Her group looked at that assumption closely and focused their efforts on the LAP step of the dead cell clearance pathway. “LAP is somewhat of a rapid process,” she explains, adding, “It generally acts to inhibit inflammation.” The investigators studied LAP-deficient mice that develop an autoinflammatory, lupus-like syndrome. They found that defects in LAP, as opposed to defects in canonical autophagy, can cause SLE-like pathogenesis.

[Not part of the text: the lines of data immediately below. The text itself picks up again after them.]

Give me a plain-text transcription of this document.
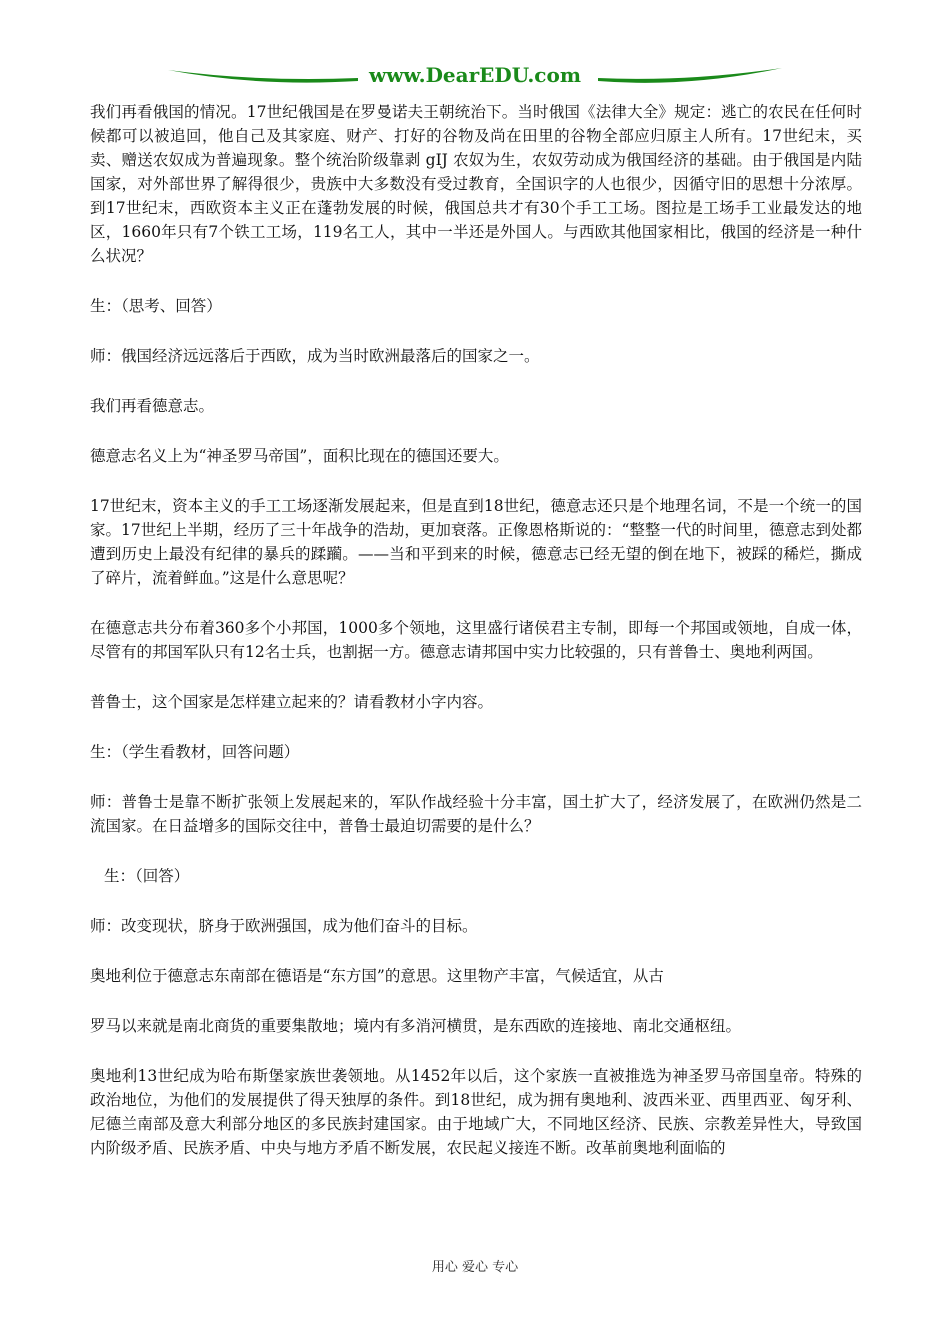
www.DearEDU.com

我们再看俄国的情况。17世纪俄国是在罗曼诺夫王朝统治下。当时俄国《法律大全》规定：逃亡的农民在任何时候都可以被追回，他自己及其家庭、财产、打好的谷物及尚在田里的谷物全部应归原主人所有。17世纪末，买卖、赠送农奴成为普遍现象。整个统治阶级靠剥 gIJ 农奴为生，农奴劳动成为俄国经济的基础。由于俄国是内陆国家，对外部世界了解得很少，贵族中大多数没有受过教育，全国识字的人也很少，因循守旧的思想十分浓厚。到17世纪末，西欧资本主义正在蓬勃发展的时候，俄国总共才有30个手工工场。图拉是工场手工业最发达的地区，1660年只有7个铁工工场，119名工人，其中一半还是外国人。与西欧其他国家相比，俄国的经济是一种什么状况？

生：（思考、回答）

师：俄国经济远远落后于西欧，成为当时欧洲最落后的国家之一。

我们再看德意志。

德意志名义上为“神圣罗马帝国”，面积比现在的德国还要大。

17世纪末，资本主义的手工工场逐渐发展起来，但是直到18世纪，德意志还只是个地理名词，不是一个统一的国家。17世纪上半期，经历了三十年战争的浩劫，更加衰落。正像恩格斯说的：“整整一代的时间里，德意志到处都遭到历史上最没有纪律的暴兵的蹂躏。——当和平到来的时候，德意志已经无望的倒在地下，被踩的稀烂，撕成了碎片，流着鲜血。”这是什么意思呢？

在德意志共分布着360多个小邦国，1000多个领地，这里盛行诸侯君主专制，即每一个邦国或领地，自成一体，尽管有的邦国军队只有12名士兵，也割据一方。德意志请邦国中实力比较强的，只有普鲁士、奥地利两国。

普鲁士，这个国家是怎样建立起来的？请看教材小字内容。

生：（学生看教材，回答问题）

师：普鲁士是靠不断扩张领上发展起来的，军队作战经验十分丰富，国土扩大了，经济发展了，在欧洲仍然是二流国家。在日益增多的国际交往中，普鲁士最迫切需要的是什么？

生：（回答）

师：改变现状，脐身于欧洲强国，成为他们奋斗的目标。

奥地利位于德意志东南部在德语是“东方国”的意思。这里物产丰富，气候适宜，从古

罗马以来就是南北商货的重要集散地；境内有多消河横贯，是东西欧的连接地、南北交通枢纽。

奥地利13世纪成为哈布斯堡家族世袭领地。从1452年以后，这个家族一直被推选为神圣罗马帝国皇帝。特殊的政治地位，为他们的发展提供了得天独厚的条件。到18世纪，成为拥有奥地利、波西米亚、西里西亚、匈牙利、尼德兰南部及意大利部分地区的多民族封建国家。由于地域广大，不同地区经济、民族、宗教差异性大，导致国内阶级矛盾、民族矛盾、中央与地方矛盾不断发展，农民起义接连不断。改革前奥地利面临的

用心 爱心 专心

The investigators then asked whether repeated injection of apoptotic thymocytes could exacerbate the SLE-like phenotype seen in LAP-deficient mice. They found that repeated injection of dying cells into LAP-deficient mice (as opposed to LAP-sufficient mice) accelerated the development of SLE-like disease. In contrast, injection of dying cells into mice that were deficient for genes required for canonical autophagy did not result in defective clearance of dying cells, inflammatory cytokine production or SLE-like disease.
When the researchers examined spontaneous cytokine production in LAP-deficient and LAP-sufficient mice, they found that genotypes lacking LAP had increased levels of IL-1β, IL-6, IL-12p40 and IP-10 when compared with mice that produced LAP. The LAP-deficient mice also produced significantly lower levels of IL-10 than controls. The last observation is consistent with previous studies that have shown that mice lacking IL-10 experience markedly accelerated lupus-like disease.